This issue of the BDJ contains a first. The article entitled 'Artificial intelligence in healthcare and education'1 has been written by the artificial intelligence (AI) software ChatGPT. There are many matters that we need to discuss surrounding the use of AI both in dentistry and in the wider context of society and this really is a beginning.

figure 1

As with any new technology, it presents threats and opportunities. Notwithstanding, the overriding impression I have is that much of the fear and bewilderment is born of people in general (myself included) not fully understanding the extent of AI, what it can do and what it can't do. For the article in this issue, the authors have been completely transparent in that they have utilised the software to produce the text. The point is that they could have written the article themselves but chose (in this case as an exercise) to use AI as a tool to make the task easier (perhaps) and to demonstrate its capabilities. They have not edited it at all and neither have we. So, for example, it is written in US English (e.g. utilized instead of utilised) which in a very minor way illustrates the principle of garbage in garbage out (GIGO) as touched upon by Professor Bornstein also in this issue in a BDJ Perspectives view.2 Not that I am suggesting the current AI article is garbage only that it represents the output from the data sets available to it and the task which the authors asked of it. They could, for example, have presumably asked it to create the piece in UK English to align with the BDJ's style guide. In any event, the most important aspect is that the result is the AI software's unmodified view of the role of AI in healthcare and education and not necessarily that of the authors - or of the BDJ.
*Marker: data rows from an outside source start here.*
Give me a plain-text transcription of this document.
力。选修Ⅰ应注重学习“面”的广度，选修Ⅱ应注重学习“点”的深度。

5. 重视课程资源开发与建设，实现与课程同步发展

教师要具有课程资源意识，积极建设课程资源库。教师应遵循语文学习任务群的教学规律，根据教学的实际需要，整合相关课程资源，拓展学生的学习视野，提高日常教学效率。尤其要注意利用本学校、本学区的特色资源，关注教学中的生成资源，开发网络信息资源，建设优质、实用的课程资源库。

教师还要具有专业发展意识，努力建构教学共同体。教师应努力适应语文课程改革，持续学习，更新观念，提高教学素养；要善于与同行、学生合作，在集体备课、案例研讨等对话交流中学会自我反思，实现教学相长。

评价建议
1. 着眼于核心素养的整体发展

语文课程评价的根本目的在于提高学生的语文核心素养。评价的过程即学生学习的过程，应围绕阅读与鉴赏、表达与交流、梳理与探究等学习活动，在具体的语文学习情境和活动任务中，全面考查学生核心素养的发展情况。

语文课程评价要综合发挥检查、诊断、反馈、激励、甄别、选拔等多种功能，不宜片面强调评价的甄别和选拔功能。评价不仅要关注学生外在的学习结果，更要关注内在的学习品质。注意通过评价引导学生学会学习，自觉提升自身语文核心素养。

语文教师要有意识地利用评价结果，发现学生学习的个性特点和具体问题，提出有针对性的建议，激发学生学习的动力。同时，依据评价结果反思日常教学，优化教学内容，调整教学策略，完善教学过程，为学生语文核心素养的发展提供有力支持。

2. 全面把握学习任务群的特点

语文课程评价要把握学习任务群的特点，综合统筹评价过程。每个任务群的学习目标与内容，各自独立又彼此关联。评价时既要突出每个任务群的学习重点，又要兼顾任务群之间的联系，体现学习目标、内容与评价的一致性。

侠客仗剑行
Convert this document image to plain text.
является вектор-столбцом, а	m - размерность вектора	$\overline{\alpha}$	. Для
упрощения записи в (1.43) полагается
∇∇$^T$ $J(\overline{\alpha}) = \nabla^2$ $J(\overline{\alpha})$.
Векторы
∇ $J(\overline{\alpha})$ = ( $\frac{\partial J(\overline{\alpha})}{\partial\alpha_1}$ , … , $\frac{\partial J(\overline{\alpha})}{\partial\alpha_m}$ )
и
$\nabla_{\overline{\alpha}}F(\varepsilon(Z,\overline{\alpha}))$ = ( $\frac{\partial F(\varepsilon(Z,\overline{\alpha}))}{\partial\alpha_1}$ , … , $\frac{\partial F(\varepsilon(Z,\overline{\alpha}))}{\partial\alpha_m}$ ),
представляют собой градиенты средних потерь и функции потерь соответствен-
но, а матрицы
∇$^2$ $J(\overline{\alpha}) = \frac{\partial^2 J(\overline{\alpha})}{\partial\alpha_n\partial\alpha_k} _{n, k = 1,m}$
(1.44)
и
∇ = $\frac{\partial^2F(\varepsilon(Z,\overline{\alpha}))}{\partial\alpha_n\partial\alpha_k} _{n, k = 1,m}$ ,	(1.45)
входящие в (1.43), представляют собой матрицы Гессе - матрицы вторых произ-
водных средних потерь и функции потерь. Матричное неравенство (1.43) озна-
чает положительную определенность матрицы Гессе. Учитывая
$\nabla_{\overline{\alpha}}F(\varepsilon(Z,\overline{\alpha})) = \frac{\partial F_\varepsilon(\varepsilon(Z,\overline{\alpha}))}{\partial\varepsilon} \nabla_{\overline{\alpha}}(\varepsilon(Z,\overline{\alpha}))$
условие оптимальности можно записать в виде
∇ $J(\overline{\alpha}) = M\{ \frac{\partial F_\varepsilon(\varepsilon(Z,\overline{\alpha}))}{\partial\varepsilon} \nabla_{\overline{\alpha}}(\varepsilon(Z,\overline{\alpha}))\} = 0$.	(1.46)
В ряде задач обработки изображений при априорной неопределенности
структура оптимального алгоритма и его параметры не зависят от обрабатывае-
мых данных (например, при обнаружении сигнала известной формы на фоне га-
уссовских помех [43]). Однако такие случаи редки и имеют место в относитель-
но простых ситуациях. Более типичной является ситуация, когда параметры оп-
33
For me this is a central point. The application of AI as a tool is to be welcomed but a danger is that its use is not made transparent and the fear is that the tool gets out of control; beyond itself by apparently thinking for itself. The servant becomes the master. How likely this is to happen I do not know or understand but the possibility of such a scenario needs further explanation. It may be that only time will tell. What we can predict with certainty is that whatever technology is invented and developed, humans will manipulate it both for good and for evil. Drones have revolutionised aerial photography and cinematography and are also dropping bombs on people. The internet has thrown up electronic fraud as never before experienced but has simultaneously provided innumerable and hitherto unimaginable benefits from an apparently nerdy starting point of 'how interesting would it be to link lots of computers together?' It is the use to which we put innovation that can prove to be the threat rather than the technology itself.

Here too there is a rabbit hole of misunderstanding. In recent years, the term digital dentistry has emerged as a shorthand catch-all and yet in many ways it is so loose a definition as to be of little value. AI stands on the threshold of a similar fate, part of the confusion of which is that no one really understands what is actually being discussed. We need to receive greater clarification and we need to give enhanced detail about what we are describing and using, and how and why. In publishing, there are safeguards. We have for many years now used software to detect possible plagiarism in submissions. This has alerted us to cases in which our suspicions have led us to, at the very least, raise queries with authors and other instances where we have declined to proceed with any further consideration of the paper. We believe is has also acted as a deterrent and so it is reassuring that there is now also software that can detect AI plagiarism.3

What we can predict with certainty is that whatever technology is invented and developed, humans will manipulate it both for good and for evil.

Further, in its guidance to editors, Springer Nature advises the following: 'Large Language Models (LLMs), such as ChatGPT, do not currently satisfy our authorship criteria. Notably an attribution of authorship carries with it accountability for the work, which cannot be effectively applied to LLMs. We thus ask that the use of an LLM be properly documented in the Methods section (and acknowledgements, if appropriate) of the manuscript. If a Methods section is not available, the introduction section (or another appropriate section) can be used to document the use of the LLM.' The world evolves.